Why is our voice not heard asks Patrick Willcocks, compared to Manchester and the North? It’s partly due to a slide into institutional impoverishment in the West Midlands.
10 years ago we had regional institutions founded on high levels of co-operation between local authorities. The West Midlands Local Government Association fed into official institutions such as the 100 strong partnership body the WM Regional Assembly. WMRA in turn, could speak for the region. This co-operation was not just the creation of the then Government’s ‘localism’ agenda but was rooted in co-operative bodies like the West Midlands Planning Forum, stretching back to the 1980s and before. We allowed all this to disappear by 2012, under the present Government’s irrational onslaught on regionalism.
Some of it – the voluntary planning forum, for example – could have been recreated, but the crisis in council management created by the budget cuts, plus party political divisions (not present in one party dominated Greater Manchester) forestalled any attempt. These divisions continue and currently exclude the West Midlands conurbation from a Manchester style city-deal. Conservative Solihull won’t join in. We let this lack of joined-up working continue at our peril.
With the re-founding of a (so far invisible) WM Local Government Association maybe the tide of fragmentation has turned, but we lag far behind the North. Those council leaders with vision need to get behind a new attempt at creating a practical multi council body as a forum for regional spatial and economic planning. Much of the technical support could be pulled together swiftly, given the good work of regional voluntary professional/academic networks like Futures Network West Midlands.
It’s not very sexy, but it would be a start in getting the West Midlands working together again and building a national voice for the West Midlands region with Birmingham at its heart.
I think you are right; it is the withering of joint working that has served the West Midlands poorly.

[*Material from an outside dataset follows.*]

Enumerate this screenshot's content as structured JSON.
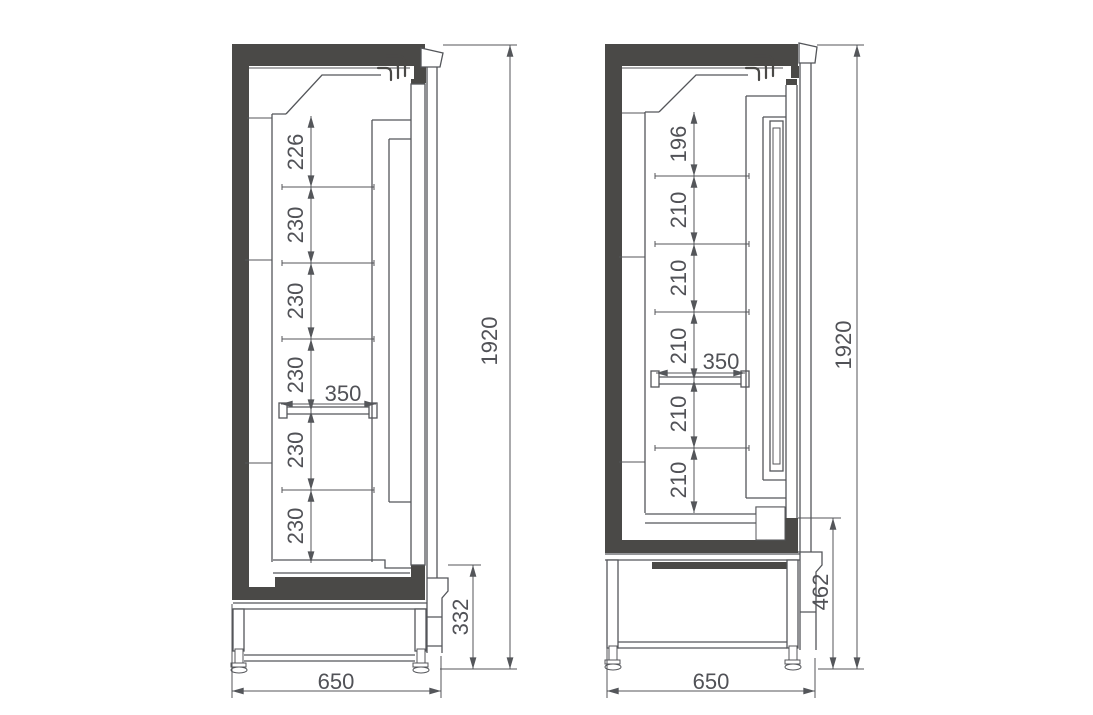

I think however the region is a bit of an artificial construct as what has Hereford to do with Stoke and so myself would place more emphasis on getting the old West Midlands County – LA’s working much more closely together. That is the basis of the GM working – which has then spread outwards from there. I think this is just starting to happen and the debate about a combined authority will pick up momentum in the coming months.